The investigators describe these biomarkers of aging as "epigenetic clocks, mathematical algorithms that predict epigenetic age as a surrogate of biological age based on the DNA methylation levels of different sets of CpG dinucleotide sites in the genome that are known to change with aging."
They characterize the Horvath's and Hannum's clocks as strongly correlated with chronological age and supporting estimates of epigenetic age acceleration affecting age-related comorbidities and mortality.The more recently developed GrimAge, a measure of 513 CpG sites, and PhenoAge, an amalgam measure of chronological age, sex and DNA methylation-based surrogates for 7 plasma proteins and smoking pack-years, have been used in predictions of healthspan--the period of time in which a person is in good health-- and time to death and comorbidities.
At baseline, before ART was initiated for those with HIV, infected individuals showed greater epigenetic age acceleration (EAA) compared to age- and sex- matched, uninfected controls , ranging from 1.4 years to 7.3 years across all 4 estimators; with only the Hannum-EAA not being statistically significantly different.Epigentic aging was more advanced in those who had CD4 counts less than 200cell/μL or viral loads over 100,000 copies/ml.

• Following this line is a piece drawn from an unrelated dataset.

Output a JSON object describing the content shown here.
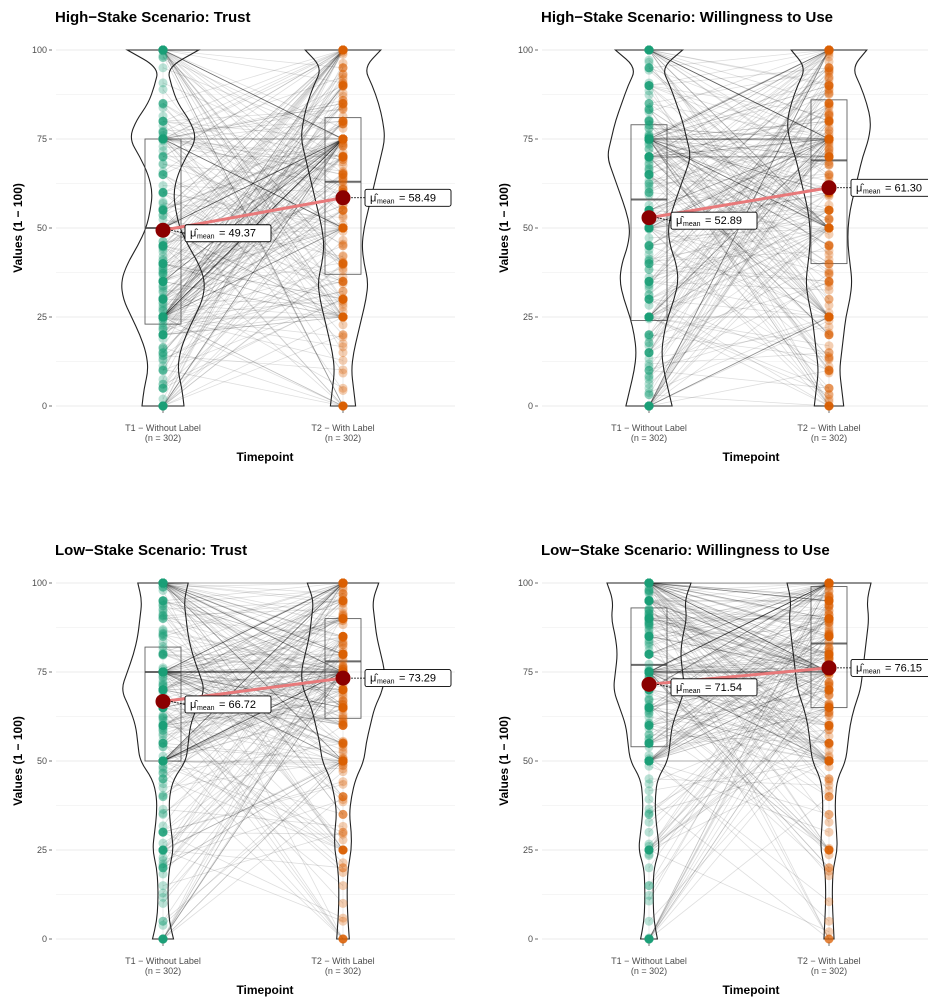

After 96 weeks of either ART regimen, the investigators found that EAA was reduced, withdifferences per the estimators compared to baseline in reduction of -1.1 years (95% CI -1.51 to -0.66) for Horvath-EAA; -1.6 years (-2.08 to -1.21) for Hannum-EAA; -0.6years (-1.14 to -0.05) for GrimAge-EAA, and -3.6 years (-4.27 to -2.88) for PhenoAge-EAA.The overall difference in the biological age between individual living with HIV and age-matched uninfected controls was 2.5 years before and 1.5 years after ART.
"These findings support that ART initiation partly reverses HIV-induced EAA, and is one of the first examples, to our knowledge, of how epigenetic clocks can capture the initial beneficial effect of a therapeutic intervention that significantly improves survival," Esteban-Cantos and colleagues report.
In accompanying, invited commentary, Jacqueline Capeau, MD, PhD, Sorbonne Université, Faculty of Medicine and Director, Saint-Antoine Research Centre, INSERM, Paris, France, pointed out that the substudy participants were mainly male and white.
"Whether these results could apply in a real-life setting, in women and people of other ethnicities is unclear," Capeau observed."For example, studies have found that some integrase inhibitors induce weight gain in women and Black people with HIV, whereas white men are minimally affected."
"Moreover, the role of advanced biological age in the worsening of clinical outcomes needs to be investigated in people living with HIV," Capeau indicated.